Есть Дорожкин не хотел. Он оглянулся, расстегнул куртку, подошел к газетному ларьку, из-за стекла которого на него смотрела полная киоскерша, взглянул на газеты. Газеты были недельной давности. Вероятно, городская фура ходила в Москву за товаром, и за газетами в том числе, раз в неделю. Дорожкин купил блокнотик, пару ручек и медленно пошел по пустынному коридору, в который выходило множество дверей.
Все они были застеклены, и застеклены не рифленым стеклом, а обычными стеклопакетами, начищенными до такой степени, что казалось, будто стекол нет вовсе. Дорожкин бы так и подумал, если бы прямо на стекла не крепились таблички, на которых были указаны должности и имена хозяев кабинетов. Директора департаментов, инспектора, начальники отделов и инструкторы всех возможных видов человеческого применения вытянулись сплошной лентой. Люди в кабинетах находились по одному, иногда по двое, но за каждым стеклом Дорожкин видел одно и то же: человек сидел за столом, положив руки на обязательно чистую столешницу, и что-то старательно писал на листе бумаги. И перед каждым лежала стопка чистых листов и стопка исписанных.
Дорожкин дошел до конца коридора, в конце его нашел лестницу и поднялся на второй этаж, после чего прошелся по такому же коридору второго этажа и перешел на третий. На каждом этаже происходило то же самое, разве только в нескольких кабинетах, которые отличались от прочих черными, а не золотыми табличками, люди не писали, а сидели у тех же стопок белых листов неподвижно, уставившись перед собой.
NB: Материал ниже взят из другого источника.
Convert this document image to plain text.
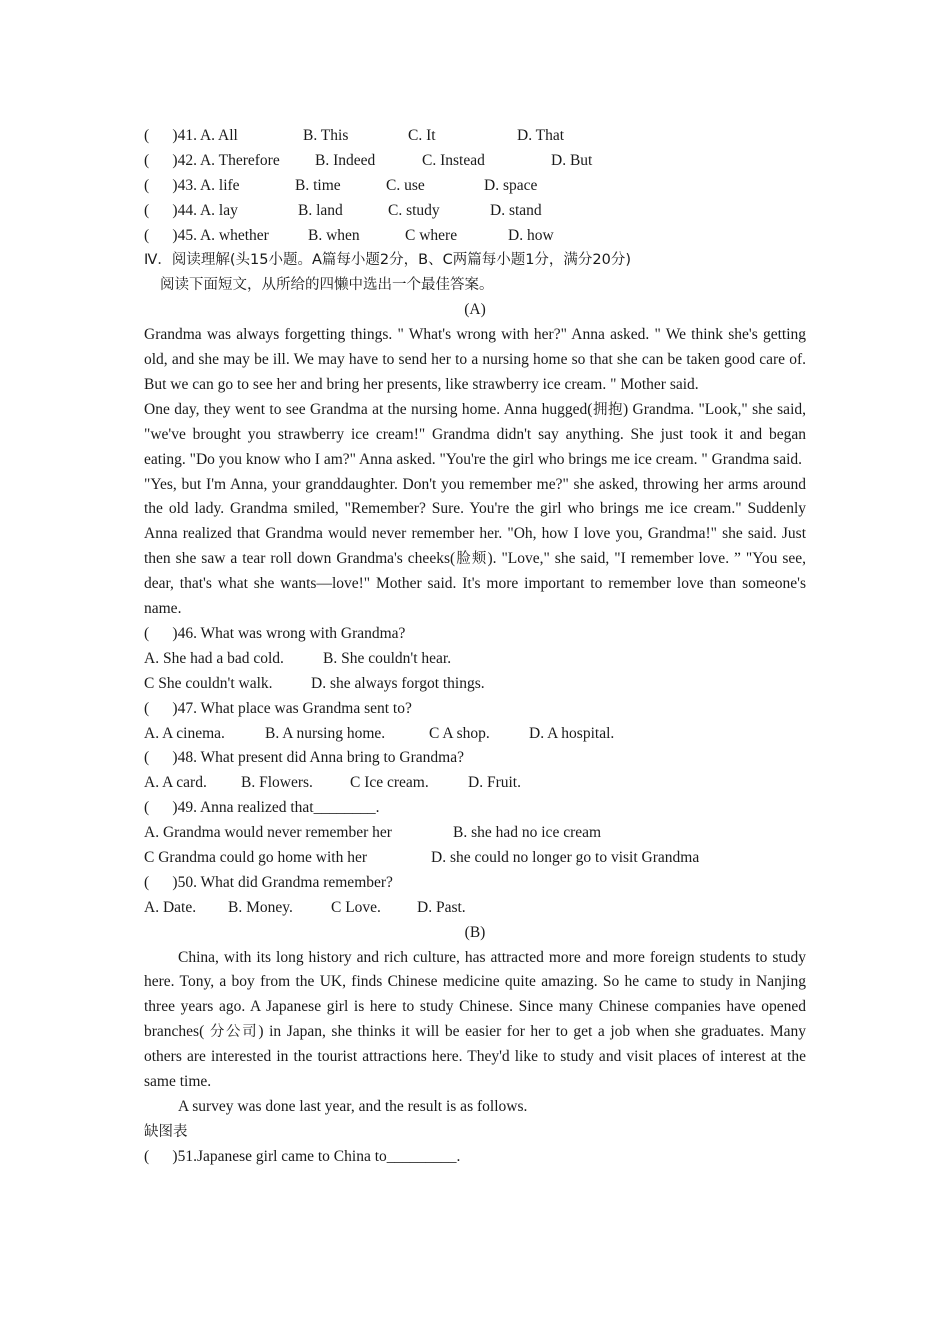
(      )41. A. All	B. This	C. It	D. That
(      )42. A. Therefore B. Indeed	C. Instead	D. But
(      )43. A. life	B. time	C. use	D. space
(      )44. A. lay	B. land	C. study	D. stand
(      )45. A. whether	B. when	C where	D. how
Ⅳ．阅读理解(头15小题。A篇每小题2分，B、C两篇每小题1分，满分20分)
阅读下面短文，从所给的四懒中选出一个最佳答案。
(A)

Grandma was always forgetting things. " What's wrong with her?" Anna asked. " We think she's getting old, and she may be ill. We may have to send her to a nursing home so that she can be taken good care of. But we can go to see her and bring her presents, like strawberry ice cream. " Mother said.

One day, they went to see Grandma at the nursing home. Anna hugged(拥抱) Grandma. "Look," she said, "we've brought you strawberry ice cream!" Grandma didn't say anything. She just took it and began eating. "Do you know who I am?" Anna asked. "You're the girl who brings me ice cream. " Grandma said.

"Yes, but I'm Anna, your granddaughter. Don't you remember me?" she asked, throwing her arms around the old lady. Grandma smiled, "Remember? Sure. You're the girl who brings me ice cream." Suddenly Anna realized that Grandma would never remember her. "Oh, how I love you, Grandma!" she said. Just then she saw a tear roll down Grandma's cheeks(脸颊). "Love," she said, "I remember love. ” "You see, dear, that's what she wants—love!" Mother said. It's more important to remember love than someone's name.

(      )46. What was wrong with Grandma?
A. She had a bad cold.	B. She couldn't hear.
C She couldn't walk. D. she always forgot things.
(      )47. What place was Grandma sent to?
A. A cinema.	B. A nursing home.	C A shop.	D. A hospital.
(      )48. What present did Anna bring to Grandma?
A. A card. B. Flowers. C Ice cream.	D. Fruit.
(      )49. Anna realized that________.
A. Grandma would never remember her	B. she had no ice cream
C Grandma could go home with her	D. she could no longer go to visit Grandma
(      )50. What did Grandma remember?
A. Date. B. Money. C Love. D. Past.
(B)

China, with its long history and rich culture, has attracted more and more foreign students to study here. Tony, a boy from the UK, finds Chinese medicine quite amazing. So he came to study in Nanjing three years ago. A Japanese girl is here to study Chinese. Since many Chinese companies have opened branches( 分公司) in Japan, she thinks it will be easier for her to get a job when she graduates. Many others are interested in the tourist attractions here. They'd like to study and visit places of interest at the same time.

A survey was done last year, and the result is as follows.
缺图表
(      )51.Japanese girl came to China to_________.
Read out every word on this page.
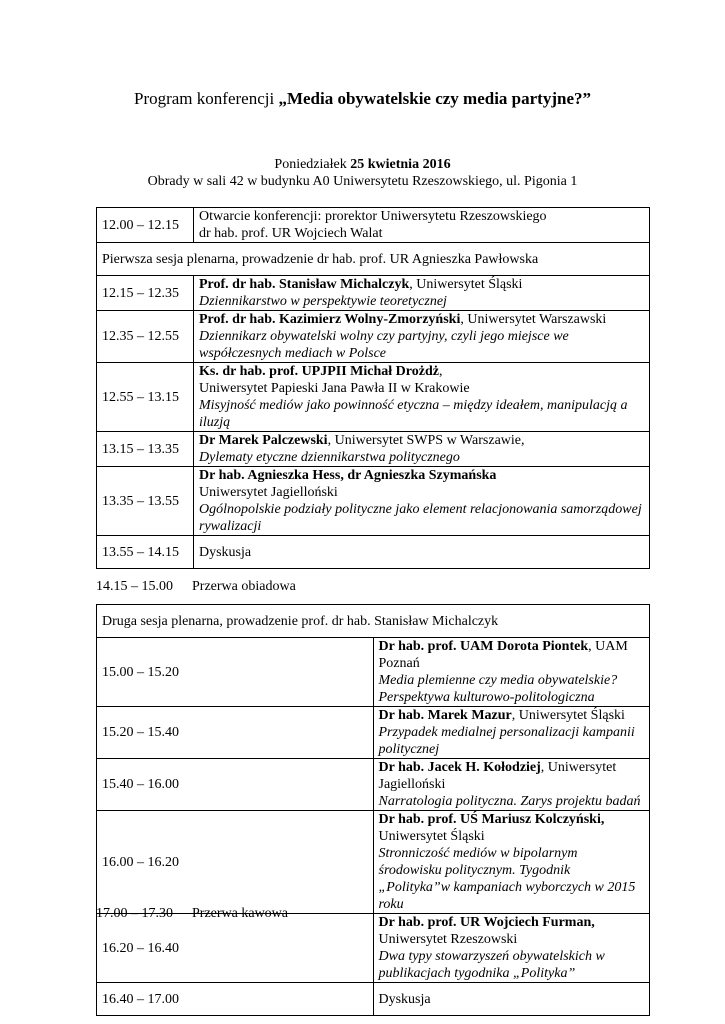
Program konferencji „Media obywatelskie czy media partyjne?”
Poniedziałek 25 kwietnia 2016
Obrady w sali 42 w budynku A0 Uniwersytetu Rzeszowskiego, ul. Pigonia 1
12.00 – 12.15	Otwarcie konferencji: prorektor Uniwersytetu Rzeszowskiego
dr hab. prof. UR Wojciech Walat

Pierwsza sesja plenarna, prowadzenie dr hab. prof. UR Agnieszka Pawłowska	
12.15 – 12.35	Prof. dr hab. Stanisław Michalczyk, Uniwersytet Śląski
Dziennikarstwo w perspektywie teoretycznej

12.35 – 12.55	Prof. dr hab. Kazimierz Wolny-Zmorzyński, Uniwersytet Warszawski
Dziennikarz obywatelski wolny czy partyjny, czyli jego miejsce we współczesnych mediach w Polsce

12.55 – 13.15	Ks. dr hab. prof. UPJPII Michał Drożdż,
Uniwersytet Papieski Jana Pawła II w Krakowie
Misyjność mediów jako powinność etyczna – między ideałem, manipulacją a iluzją

13.15 – 13.35	Dr Marek Palczewski, Uniwersytet SWPS w Warszawie,
Dylematy etyczne dziennikarstwa politycznego

13.35 – 13.55	Dr hab. Agnieszka Hess, dr Agnieszka Szymańska
Uniwersytet Jagielloński
Ogólnopolskie podziały polityczne jako element relacjonowania samorządowej rywalizacji

13.55 – 14.15	Dyskusja
14.15 – 15.00 Przerwa obiadowa
Druga sesja plenarna, prowadzenie prof. dr hab. Stanisław Michalczyk	
15.00 – 15.20	Dr hab. prof. UAM Dorota Piontek, UAM Poznań
Media plemienne czy media obywatelskie? Perspektywa kulturowo-politologiczna

15.20 – 15.40	Dr hab. Marek Mazur, Uniwersytet Śląski
Przypadek medialnej personalizacji kampanii politycznej

15.40 – 16.00	Dr hab. Jacek H. Kołodziej, Uniwersytet Jagielloński
Narratologia polityczna. Zarys projektu badań

16.00 – 16.20	Dr hab. prof. UŚ Mariusz Kolczyński, Uniwersytet Śląski
Stronniczość mediów w bipolarnym środowisku politycznym. Tygodnik „Polityka”w kampaniach wyborczych w 2015 roku

16.20 – 16.40	Dr hab. prof. UR Wojciech Furman, Uniwersytet Rzeszowski
Dwa typy stowarzyszeń obywatelskich w publikacjach tygodnika „Polityka”

16.40 – 17.00	Dyskusja
17.00 – 17.30 Przerwa kawowa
Насколько Дорожкин понял, это были судьи, прокуроры, адвокаты и судебные исполнители. Никто из них работой перегружен не был. В конце коридора, между залом судебных заседаний и лестницей, обнаружился буфет. Румяная буфетчица подала Дорожкину чашку кофе и бутерброд, которые навели на него уныние — так они напомнили студенческие годы и бедную столовку на первом этаже рязанского вуза. Дорожкин оставил надкусанный бутерброд и пригубленный кофе на круглом столике-стойке, с трудом выдавил из себя «спасибо» и перешел на четвертый этаж. Там продолжалось все то же самое, разве только двери были массивнее, таблички, на которых слова «отделы» и «департаменты» сменились важными «управлениями», ярче, а обладатели кабинетов — толще. К тому же и писали они медленнее и явно более крупными буквами. На пятом этаже дверь была только одна.